Tasha Iravantchi appears as an anonymous stick figure in a monitor connected to the PrivacyLens camera. Image: Brenda Ahearn, Michigan Engineering

A standard video camera and a heat-sensitive camera team up with artificial intelligence to replace identifying features with stick figures in real-time, meaning technologies driven by camera-based sensors would hold no personal identification.

As consumers, we share a love/hate relationship with smart technology. While we enjoy the benefits brought to us by image sensors such as home security systems and robot vacuum cleaners, we shudder at the thought of being constantly recorded – and kept on digital file forever.

For the most part, we manage to forget the camera, and the digital records it keeps and uploads to the cloud, are even there, enabling us to live comfortably. But with technology becoming smaller and cheaper, camera-equipped devices are more prevalent than ever before, and so is the threat of exposure.

Privacy leaks of sensitive personal footage

“Most consumers do not think about what happens to the data collected by their favourite smart home devices,” said Alanson Sample, an associate professor of computer science and author of a study on PrivacyLens – a device that seeks a solution. “In most cases, raw audio, images and videos are being streamed off these devices to the manufacturers’ cloud-based servers, regardless of whether or not the data is actually needed for the end application.”

Creating a solution to this little-discussed but often-feared issue, PrivacyLens was developed by engineers at the University of Michigan by combining a standard video camera with a heat-sensitive camera that identifies a person’s location from their body temperature. Using that locational data, the subject’s likeness is then replaced by a generic stick figure, which continues to mimic the real-time movements of the subject.

By making the transformation in-camera, before anything is uploaded to the cloud, the device continues to detect the presence of a person/stick figure and continues to operate normally, but crucially without revealing the subject’s identity. This is because the raw photos are not stored anywhere on the device or the cloud, eliminating access to unprocessed images and making users more comfortable around camera-dependent smart devices.

Safer private health monitoring

“Cameras provide rich information to monitor health,” said Yasha Iravantchi, who presented PrivacyLens at the Privacy Enhancing Technologies Symposium in Bristol, UK. They “help track exercise habits and other activities, or call for help when an elderly person falls. But [smart camera technology] presents an ethical dilemma. Without privacy mitigations, we present a situation where they must weigh giving up their privacy in exchange for good chronic care.
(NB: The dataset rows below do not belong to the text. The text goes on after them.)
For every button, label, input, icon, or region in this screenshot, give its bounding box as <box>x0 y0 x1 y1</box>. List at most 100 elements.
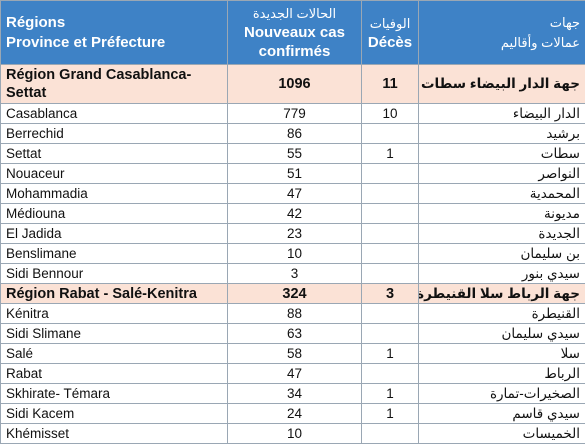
province-name-ar: مديونة <box>419 204 585 224</box>
province-name-ar: سطات <box>419 144 585 164</box>
deaths-cell: 10 <box>362 104 419 124</box>
province-name-ar: بن سليمان <box>419 244 585 264</box>
deaths-cell <box>362 124 419 144</box>
province-name: Berrechid <box>1 124 228 144</box>
deaths-cell <box>362 424 419 444</box>
header-regions-ar: جهات عمالات وأقاليم <box>419 1 585 65</box>
province-name-ar: الرباط <box>419 364 585 384</box>
province-name: Benslimane <box>1 244 228 264</box>
header-row: Régions Province et Préfecture الحالات ا… <box>1 1 585 65</box>
region-name-ar: جهة الدار البيضاء سطات <box>419 65 585 104</box>
province-name-ar: الجديدة <box>419 224 585 244</box>
province-name-ar: سيدي بنور <box>419 264 585 284</box>
province-name: Mohammadia <box>1 184 228 204</box>
deaths-cell: 1 <box>362 384 419 404</box>
header-cases: الحالات الجديدة Nouveaux cas confirmés <box>228 1 362 65</box>
province-name: Médiouna <box>1 204 228 224</box>
province-name: Settat <box>1 144 228 164</box>
province-name: Kénitra <box>1 304 228 324</box>
province-name-ar: القنيطرة <box>419 304 585 324</box>
deaths-cell <box>362 224 419 244</box>
province-name-ar: سيدي قاسم <box>419 404 585 424</box>
header-deaths: الوفيات Décès <box>362 1 419 65</box>
deaths-cell: 1 <box>362 404 419 424</box>
province-name: Sidi Bennour <box>1 264 228 284</box>
cases-cell: 1096 <box>228 65 362 104</box>
deaths-cell: 3 <box>362 284 419 304</box>
region-name: Région Rabat - Salé-Kenitra <box>1 284 228 304</box>
deaths-cell: 1 <box>362 144 419 164</box>
cases-cell: 10 <box>228 424 362 444</box>
header-regions-fr: Régions Province et Préfecture <box>1 1 228 65</box>
province-name-ar: الدار البيضاء <box>419 104 585 124</box>
deaths-cell <box>362 264 419 284</box>
province-name-ar: سيدي سليمان <box>419 324 585 344</box>
province-name-ar: برشيد <box>419 124 585 144</box>
province-name-ar: الصخيرات-تمارة <box>419 384 585 404</box>
deaths-cell <box>362 324 419 344</box>
deaths-cell <box>362 184 419 204</box>
province-name: Sidi Slimane <box>1 324 228 344</box>
region-name-ar: جهة الرباط سلا القنيطرة <box>419 284 585 304</box>
cases-cell: 324 <box>228 284 362 304</box>
cases-cell: 779 <box>228 104 362 124</box>
deaths-cell <box>362 164 419 184</box>
header-deaths-fr: Décès <box>367 33 413 52</box>
cases-cell: 34 <box>228 384 362 404</box>
cases-cell: 10 <box>228 244 362 264</box>
header-cases-ar: الحالات الجديدة <box>233 4 356 23</box>
province-name: El Jadida <box>1 224 228 244</box>
province-name-ar: النواصر <box>419 164 585 184</box>
province-name: Salé <box>1 344 228 364</box>
province-name: Casablanca <box>1 104 228 124</box>
header-cases-fr-line2: confirmés <box>233 42 356 61</box>
deaths-cell: 1 <box>362 344 419 364</box>
region-name: Région Grand Casablanca-Settat <box>1 65 228 104</box>
province-name: Khémisset <box>1 424 228 444</box>
cases-cell: 58 <box>228 344 362 364</box>
province-name: Rabat <box>1 364 228 384</box>
province-name: Sidi Kacem <box>1 404 228 424</box>
cases-cell: 88 <box>228 304 362 324</box>
cases-cell: 3 <box>228 264 362 284</box>
cases-cell: 63 <box>228 324 362 344</box>
cases-cell: 86 <box>228 124 362 144</box>
header-cases-fr-line1: Nouveaux cas <box>233 23 356 42</box>
header-regions-ar-line1: جهات <box>424 13 580 33</box>
header-regions-ar-line2: عمالات وأقاليم <box>424 33 580 53</box>
cases-cell: 24 <box>228 404 362 424</box>
cases-cell: 47 <box>228 364 362 384</box>
deaths-cell <box>362 204 419 224</box>
deaths-cell <box>362 244 419 264</box>
cases-cell: 51 <box>228 164 362 184</box>
header-regions-line2: Province et Préfecture <box>6 33 222 53</box>
cases-cell: 23 <box>228 224 362 244</box>
province-name: Nouaceur <box>1 164 228 184</box>
cases-cell: 47 <box>228 184 362 204</box>
cases-cell: 55 <box>228 144 362 164</box>
province-name-ar: الخميسات <box>419 424 585 444</box>
province-name: Skhirate- Témara <box>1 384 228 404</box>
header-regions-line1: Régions <box>6 13 222 33</box>
deaths-cell: 11 <box>362 65 419 104</box>
deaths-cell <box>362 304 419 324</box>
header-deaths-ar: الوفيات <box>367 14 413 33</box>
cases-cell: 42 <box>228 204 362 224</box>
This device could allow us to get valuable medical data while preserving patient privacy.”

Privacy outside the home

With an included privacy scale, users are able to control how much of their images are sensed and in which locations and situations. “People might feel [more] comfortable only blurring their face when in the kitchen,” said Sample, for example, “but in other parts of the home may want their whole body removed.”

As well as making users feel safe inside their own homes while retaining their privacy, the device can also be used in combination with smart cameras outside the home, too. PrivacyLens could potentially be used to stop autonomous vehicles from becoming surveillance drones and help those collecting environmental data find privacy laws easier to comply with.